Des voix planétaires comme celles de Beyoncé, R. Kelly ou même du pape Léon XIV soudainement mobilisées pour louer Ibrahim Traoré, chef de la junte burkinabè ? Derrière ces vidéos virales générées par intelligence artificielle, une stratégie de désinformation bien huilée semble se déployer, dans un pays secoué par les violences djihadistes et la répression des voix critiques.
La machine de propagande numérique en marche
Depuis le mois de mai 2025, les plateformes comme YouTube regorgent de vidéos troublantes : Beyoncé chantant les louanges du capitaine Ibrahim Traoré, Justin Bieber demandant à Dieu de le protéger, ou encore un faux discours du pape vantant ses mérites. Derrière ces contenus manifestement falsifiés, une stratégie de communication savamment orchestrée semble émerger.
Ces clips, pour la plupart générés par intelligence artificielle, s’inscrivent dans un climat où les autorités burkinabè cherchent à consolider l’image de leur chef d’État, malgré un contexte sécuritaire et politique extrêmement tendu. La multiplication de ces vidéos, publiées en rafale par des chaînes YouTube nouvellement créées, trahit une opération coordonnée. Même si aucun lien officiel ne peut être prouvé avec le régime de Ouagadougou, celui-ci bénéficie clairement de cette mise en scène numérique.
Un coup de projecteur international… mais artificiel
L’objectif de cette campagne semble clair : donner à Ibrahim Traoré une stature de leader global, panafricain, et admiré au-delà des frontières du Burkina Faso. Les vidéos, relayées massivement par des influenceurs africains anglophones, touchent particulièrement des pays comme le Nigéria, le Kenya ou encore l’Afrique du Sud. Loin de la réalité sur le terrain, elles construisent un récit flatteur qui séduit les jeunesses connectées, sensibles aux discours anti-impérialistes.
Mais cette popularité numérique contraste avec les tensions internes que connaît le pays. Depuis sa prise de pouvoir par coup d’État en 2022, Ibrahim Traoré peine à contenir l’insurrection djihadiste qui ravage le Burkina Faso. Les arrestations d’opposants, les disparitions forcées et la militarisation croissante du régime nuisent à son image locale. Tandis qu’internet le glorifie, la rue burkinabè gronde en silence.
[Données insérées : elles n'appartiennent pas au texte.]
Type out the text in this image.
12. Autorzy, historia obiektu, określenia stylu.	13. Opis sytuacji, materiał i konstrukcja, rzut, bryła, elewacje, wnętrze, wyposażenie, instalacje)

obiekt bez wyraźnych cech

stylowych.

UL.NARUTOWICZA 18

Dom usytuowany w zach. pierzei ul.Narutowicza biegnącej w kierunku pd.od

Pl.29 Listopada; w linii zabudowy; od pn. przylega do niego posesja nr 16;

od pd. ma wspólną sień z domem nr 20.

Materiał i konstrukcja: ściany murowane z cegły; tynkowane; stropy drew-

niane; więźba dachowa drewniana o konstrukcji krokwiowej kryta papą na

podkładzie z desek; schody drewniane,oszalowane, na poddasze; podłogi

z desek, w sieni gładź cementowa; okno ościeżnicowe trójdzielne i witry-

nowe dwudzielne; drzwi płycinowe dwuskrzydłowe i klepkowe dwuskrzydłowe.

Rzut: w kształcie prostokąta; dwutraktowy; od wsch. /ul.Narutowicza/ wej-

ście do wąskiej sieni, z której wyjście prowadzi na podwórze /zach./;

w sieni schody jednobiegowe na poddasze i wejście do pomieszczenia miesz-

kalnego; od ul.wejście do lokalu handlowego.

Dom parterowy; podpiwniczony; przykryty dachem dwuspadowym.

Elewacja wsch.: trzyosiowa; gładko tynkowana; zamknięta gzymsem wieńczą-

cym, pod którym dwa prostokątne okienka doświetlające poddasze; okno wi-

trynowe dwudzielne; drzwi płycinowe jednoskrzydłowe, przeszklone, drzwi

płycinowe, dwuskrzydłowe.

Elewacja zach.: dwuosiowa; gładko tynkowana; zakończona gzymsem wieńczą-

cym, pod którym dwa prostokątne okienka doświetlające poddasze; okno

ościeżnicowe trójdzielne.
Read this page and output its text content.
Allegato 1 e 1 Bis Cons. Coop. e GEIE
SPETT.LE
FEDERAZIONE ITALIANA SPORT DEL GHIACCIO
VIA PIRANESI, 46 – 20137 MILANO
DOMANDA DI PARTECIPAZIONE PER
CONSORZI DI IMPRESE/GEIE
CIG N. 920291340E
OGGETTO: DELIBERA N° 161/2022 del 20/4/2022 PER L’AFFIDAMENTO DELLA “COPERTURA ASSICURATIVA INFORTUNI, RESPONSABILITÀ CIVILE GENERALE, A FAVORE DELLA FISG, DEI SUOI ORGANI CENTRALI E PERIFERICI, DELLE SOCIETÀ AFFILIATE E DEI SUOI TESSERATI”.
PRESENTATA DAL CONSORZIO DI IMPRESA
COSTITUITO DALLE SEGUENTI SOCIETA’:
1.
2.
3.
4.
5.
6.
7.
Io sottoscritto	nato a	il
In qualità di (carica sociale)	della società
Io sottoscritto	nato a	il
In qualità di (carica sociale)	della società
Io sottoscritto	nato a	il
Si la technologie peut aujourd’hui faire “chanter” Beyoncé pour Ibrahim Traoré, elle ne saurait masquer indéfiniment les réalités du terrain. Cette offensive numérique, à coup de deepfakes et de récits fantasmés, révèle surtout une volonté de contrôle de l’image. Mais à l’ère de la surinformation, la vérité finit toujours par émerger. Et ce ne sont ni Rihanna ni le pape fictif qui pourront la retenir.